Brampton-based Medtronic Canada sees its role as more than developing the cardiac pacemakers, insulin pumps, and other leading-edge medical devices for which it’s known. Medtronic is collaborating with health system leaders to apply its expertise in technology and innovation to help transform healthcare systems struggling to remain sustainable in the face of rising costs, clinical pressures, and aging populations.
That’s why its Integrated Health Solutions (IHS) business moves beyond devices to focus on system-level services and solutions. Medtronic IHS helps hospitals and health systems align value across the care continuum by delivering more efficient and improved care to patients.
For example, IHS worked with Brampton Civic Hospital’s Diabetes Education Centre to find solutions to increase the number of new patient visits, boost capacity for classes, and decrease the number of no-shows. As a result, wait times were reduced from up to two months, to less than 3 weeks.
Similarly, the New Brunswick Heart Centre leveraged Medtronic’s deep clinical and operational expertise and, within six months, increased operating room capacity by 14% and reduced average wait times by 44% from about 4 months to 2 months (i.e., from 118 to 66 days).
“If you think of the system itself as a patient suffering from sustainability challenges and burnout,” says Neil Fraser, president of Medtronic Canada, “what we’re trying to do is address an illness that can be helped through technology, innovation, and collaboration. This is consistent with our mission of alleviating pain, restoring health, and extending life because there’s a lot of pain in the system. And there’s also a lot we can do in the areas where we have expertise to continue to help the Canadian healthcare system improve.”
To that end, Medtronic is working with the healthcare system to improve access to medical technologies through a value-based approach, which promises to deliver better outcomes for patients at a lower cost to the system by focusing on value rather than volume. This involves collaborating with hospitals on patient pathways, with clinicians and researchers on clinical trials, and with health organizations and ministries on removing obstacles to value-based healthcare.
Looking to the future of Medtronic and the healthcare system, Fraser says, “So many things are changing as a result of technology and the social networks that are available. We’re increasingly incorporating patient-reported outcomes and experiences into the way we measure the success of our products and the impact of changing healthcare policy on patient outcomes.”

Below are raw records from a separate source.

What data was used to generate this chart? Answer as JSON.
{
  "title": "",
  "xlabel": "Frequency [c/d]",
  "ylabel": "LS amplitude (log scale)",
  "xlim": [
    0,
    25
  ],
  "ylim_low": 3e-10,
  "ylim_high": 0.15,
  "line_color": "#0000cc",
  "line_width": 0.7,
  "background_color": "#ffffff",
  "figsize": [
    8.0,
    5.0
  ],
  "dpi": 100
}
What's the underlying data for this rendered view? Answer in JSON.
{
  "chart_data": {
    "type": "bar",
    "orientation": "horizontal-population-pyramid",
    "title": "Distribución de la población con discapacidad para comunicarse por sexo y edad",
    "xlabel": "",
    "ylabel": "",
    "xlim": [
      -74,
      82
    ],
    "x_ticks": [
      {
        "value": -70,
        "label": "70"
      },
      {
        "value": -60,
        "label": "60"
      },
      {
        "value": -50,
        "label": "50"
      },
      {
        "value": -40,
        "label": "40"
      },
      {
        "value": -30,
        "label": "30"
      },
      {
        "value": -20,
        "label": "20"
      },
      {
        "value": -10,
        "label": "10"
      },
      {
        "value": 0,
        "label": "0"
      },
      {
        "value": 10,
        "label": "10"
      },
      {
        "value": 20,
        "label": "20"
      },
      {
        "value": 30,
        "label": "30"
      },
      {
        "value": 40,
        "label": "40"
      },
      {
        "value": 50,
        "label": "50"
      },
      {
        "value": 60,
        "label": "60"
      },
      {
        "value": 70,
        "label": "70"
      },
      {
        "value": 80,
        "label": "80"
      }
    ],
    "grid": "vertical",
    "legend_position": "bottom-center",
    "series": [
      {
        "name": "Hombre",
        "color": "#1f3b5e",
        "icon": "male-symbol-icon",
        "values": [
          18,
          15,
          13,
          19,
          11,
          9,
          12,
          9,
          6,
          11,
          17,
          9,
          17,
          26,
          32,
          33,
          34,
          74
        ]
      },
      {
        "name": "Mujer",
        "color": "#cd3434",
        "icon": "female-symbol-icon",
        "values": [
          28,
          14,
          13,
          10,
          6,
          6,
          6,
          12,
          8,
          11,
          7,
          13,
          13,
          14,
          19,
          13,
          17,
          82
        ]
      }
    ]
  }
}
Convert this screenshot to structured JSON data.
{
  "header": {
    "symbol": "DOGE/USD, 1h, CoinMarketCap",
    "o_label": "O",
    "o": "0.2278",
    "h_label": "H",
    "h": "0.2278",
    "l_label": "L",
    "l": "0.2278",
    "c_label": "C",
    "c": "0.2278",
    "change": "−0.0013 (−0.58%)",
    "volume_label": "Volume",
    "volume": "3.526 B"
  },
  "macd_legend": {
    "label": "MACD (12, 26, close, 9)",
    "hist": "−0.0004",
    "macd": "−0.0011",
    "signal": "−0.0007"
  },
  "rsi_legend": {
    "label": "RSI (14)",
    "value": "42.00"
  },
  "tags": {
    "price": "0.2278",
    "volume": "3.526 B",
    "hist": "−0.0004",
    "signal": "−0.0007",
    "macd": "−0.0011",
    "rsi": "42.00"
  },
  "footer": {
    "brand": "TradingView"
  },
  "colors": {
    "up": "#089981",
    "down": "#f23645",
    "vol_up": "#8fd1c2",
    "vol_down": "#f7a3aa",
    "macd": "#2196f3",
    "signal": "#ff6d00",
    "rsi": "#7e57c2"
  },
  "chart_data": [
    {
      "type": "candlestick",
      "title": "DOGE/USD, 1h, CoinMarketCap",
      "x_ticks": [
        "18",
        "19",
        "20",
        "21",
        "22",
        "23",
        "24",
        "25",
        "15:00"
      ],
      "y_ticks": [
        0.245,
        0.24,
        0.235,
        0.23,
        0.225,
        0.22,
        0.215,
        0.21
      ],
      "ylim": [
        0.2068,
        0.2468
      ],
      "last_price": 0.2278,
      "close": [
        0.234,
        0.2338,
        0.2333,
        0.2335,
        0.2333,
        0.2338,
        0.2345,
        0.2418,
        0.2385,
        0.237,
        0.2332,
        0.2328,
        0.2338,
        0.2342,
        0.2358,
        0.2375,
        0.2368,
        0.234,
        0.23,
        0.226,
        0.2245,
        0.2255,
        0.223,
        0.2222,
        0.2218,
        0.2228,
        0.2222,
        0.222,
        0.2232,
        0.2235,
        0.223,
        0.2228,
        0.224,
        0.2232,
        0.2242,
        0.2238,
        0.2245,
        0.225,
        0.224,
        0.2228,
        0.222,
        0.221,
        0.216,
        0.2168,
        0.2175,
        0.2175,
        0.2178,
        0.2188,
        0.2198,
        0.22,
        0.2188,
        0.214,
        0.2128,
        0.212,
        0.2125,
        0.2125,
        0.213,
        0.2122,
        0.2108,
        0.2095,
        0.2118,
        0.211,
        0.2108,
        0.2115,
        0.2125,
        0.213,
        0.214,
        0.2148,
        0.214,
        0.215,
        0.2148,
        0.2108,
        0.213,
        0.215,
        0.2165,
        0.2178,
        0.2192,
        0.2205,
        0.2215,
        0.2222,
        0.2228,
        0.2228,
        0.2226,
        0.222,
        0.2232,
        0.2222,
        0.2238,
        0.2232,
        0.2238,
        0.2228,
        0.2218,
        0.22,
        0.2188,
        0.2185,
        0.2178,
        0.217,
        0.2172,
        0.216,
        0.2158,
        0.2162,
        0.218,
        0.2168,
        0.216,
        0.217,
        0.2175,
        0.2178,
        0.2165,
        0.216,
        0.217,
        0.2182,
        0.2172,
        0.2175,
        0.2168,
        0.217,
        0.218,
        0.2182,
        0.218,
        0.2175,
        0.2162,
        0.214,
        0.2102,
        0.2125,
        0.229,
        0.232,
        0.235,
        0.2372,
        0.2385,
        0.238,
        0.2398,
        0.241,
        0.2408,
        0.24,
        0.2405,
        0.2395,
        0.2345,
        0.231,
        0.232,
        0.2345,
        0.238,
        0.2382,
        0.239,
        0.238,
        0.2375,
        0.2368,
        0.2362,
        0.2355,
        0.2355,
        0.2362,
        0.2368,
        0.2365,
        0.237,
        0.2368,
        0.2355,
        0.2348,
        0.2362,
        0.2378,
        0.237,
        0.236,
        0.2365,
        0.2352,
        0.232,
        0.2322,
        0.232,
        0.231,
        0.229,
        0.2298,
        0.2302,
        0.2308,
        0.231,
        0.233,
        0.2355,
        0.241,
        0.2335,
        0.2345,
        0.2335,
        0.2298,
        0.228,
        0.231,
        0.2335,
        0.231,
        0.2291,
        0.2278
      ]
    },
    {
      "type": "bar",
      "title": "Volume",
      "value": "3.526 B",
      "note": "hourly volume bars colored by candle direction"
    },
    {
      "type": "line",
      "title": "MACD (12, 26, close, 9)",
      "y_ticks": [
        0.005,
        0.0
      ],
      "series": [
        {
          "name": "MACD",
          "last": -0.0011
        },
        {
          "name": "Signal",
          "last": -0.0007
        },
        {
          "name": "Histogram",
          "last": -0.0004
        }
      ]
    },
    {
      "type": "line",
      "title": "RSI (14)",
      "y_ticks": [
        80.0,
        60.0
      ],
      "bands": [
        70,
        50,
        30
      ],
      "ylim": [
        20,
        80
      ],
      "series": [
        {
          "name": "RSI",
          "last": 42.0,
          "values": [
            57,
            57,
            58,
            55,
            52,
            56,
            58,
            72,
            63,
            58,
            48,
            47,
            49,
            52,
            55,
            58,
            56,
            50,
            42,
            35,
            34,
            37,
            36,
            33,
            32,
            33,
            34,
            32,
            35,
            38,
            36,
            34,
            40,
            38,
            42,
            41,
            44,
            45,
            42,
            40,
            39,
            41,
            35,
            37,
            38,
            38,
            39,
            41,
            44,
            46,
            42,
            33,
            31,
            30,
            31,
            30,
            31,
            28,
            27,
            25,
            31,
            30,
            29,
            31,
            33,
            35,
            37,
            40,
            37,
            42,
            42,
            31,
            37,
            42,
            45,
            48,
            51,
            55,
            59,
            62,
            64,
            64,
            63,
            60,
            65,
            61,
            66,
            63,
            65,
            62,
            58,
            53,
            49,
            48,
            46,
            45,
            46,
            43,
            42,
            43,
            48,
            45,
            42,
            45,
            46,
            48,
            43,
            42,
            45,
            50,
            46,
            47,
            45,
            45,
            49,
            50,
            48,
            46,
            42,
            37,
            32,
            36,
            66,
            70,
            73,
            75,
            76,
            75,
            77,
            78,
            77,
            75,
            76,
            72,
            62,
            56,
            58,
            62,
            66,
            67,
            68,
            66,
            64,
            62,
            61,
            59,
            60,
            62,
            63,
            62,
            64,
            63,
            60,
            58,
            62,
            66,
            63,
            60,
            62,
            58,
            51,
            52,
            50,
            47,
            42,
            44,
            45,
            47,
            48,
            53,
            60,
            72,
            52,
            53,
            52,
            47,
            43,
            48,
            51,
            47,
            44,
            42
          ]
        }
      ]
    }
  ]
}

Medtronic understands that to benefit from transformative innovations, it must also make healthcare more sustainable. The future of value-based healthcare will hinge on collaboration between industry, physicians, health system leaders, and patients.
In 2018, Medtronic is celebrating 50 years of collaborating with Canadian doctors on devices such as spinal implants, insertable cardiac monitors, and cryoablation technologies. It is looking forward to further collaborating with doctors and health system leaders over the next 50 years to not only develop breakthroughs in technology, but also breakthroughs in how healthcare is delivered.